Coherent Corp. (NYSE: COHR) sits at a critical chokepoint in the AI infrastructure buildout: the optical interconnect. Inside every high-density GPU cluster, vast quantities of data must move between chips and servers at speeds that copper wiring cannot sustain. That traffic travels over optical transceivers, and Coherent makes many of the key components inside them — including electro-absorption-modulated lasers (EMLs) — from raw compound-semiconductor materials all the way to finished modules.
The company's vertically integrated model spans indium phosphide (InP) wafer growth, laser chip fabrication, and transceiver assembly.
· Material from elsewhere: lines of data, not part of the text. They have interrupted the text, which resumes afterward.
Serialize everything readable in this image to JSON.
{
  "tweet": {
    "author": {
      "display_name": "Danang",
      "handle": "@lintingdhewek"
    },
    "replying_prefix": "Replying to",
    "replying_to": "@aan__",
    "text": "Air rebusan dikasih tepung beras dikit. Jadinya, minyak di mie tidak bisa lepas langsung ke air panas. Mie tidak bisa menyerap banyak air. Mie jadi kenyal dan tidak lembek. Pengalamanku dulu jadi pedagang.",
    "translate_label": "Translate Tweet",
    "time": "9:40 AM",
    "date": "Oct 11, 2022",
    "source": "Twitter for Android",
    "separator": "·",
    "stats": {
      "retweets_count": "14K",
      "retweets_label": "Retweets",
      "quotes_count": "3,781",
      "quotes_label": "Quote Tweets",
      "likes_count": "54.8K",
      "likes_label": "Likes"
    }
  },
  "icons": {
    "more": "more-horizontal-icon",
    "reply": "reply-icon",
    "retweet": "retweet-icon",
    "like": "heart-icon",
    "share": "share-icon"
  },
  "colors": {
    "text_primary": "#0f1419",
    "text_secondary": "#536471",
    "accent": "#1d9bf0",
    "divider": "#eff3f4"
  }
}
This depth is strategically significant because EML chips are a supply-chain bottleneck: only a handful of companies can manufacture them at scale. Coherent designs and produces EMLs internally, reducing dependence on outside chip suppliers that constrain rivals.
Coherent's product roadmap is running in step with the industry's bandwidth escalation. At the Optical Fiber Communication Conference in early 2025, the company demonstrated a 400G EML intended to enable 3.2T transceivers, and showcased three distinct 1.6T transceiver designs using EML, silicon photonics, and VCSEL technologies. It commenced revenue shipments of 1.6T transceiver products in Q4 fiscal 2025.
Financially, the trajectory reflects surging AI demand. For the nine months ended March 31, 2025, revenues rose 26% year-over-year to $4.28 billion, with Networking segment revenues up 53% driven by AI datacenter demand. In Q3 fiscal 2026 (ended March 31, 2026), Coherent reported quarterly revenue of $1.81 billion, up 21% year-over-year, with datacenter and communications revenue reaching $1.36 billion — up from $1.0 billion a year earlier. Q4 fiscal 2026 guidance calls for revenue of $1.91 billion to $2.05 billion.
The most consequential recent development is a $2 billion strategic investment from Nvidia, announced in early 2026, accompanied by a multi-year, multi-billion-dollar purchase commitment and capacity rights for advanced optical and laser products. Management has confirmed that demand for its AI-focused optical transceivers is booked out through 2028 — an unusually long horizon of visibility in this industry. The Nvidia relationship transforms Coherent from a key supplier into a partner with locked-in demand, deepening its exposure to the optical-transceiver chokepoint for the foreseeable future.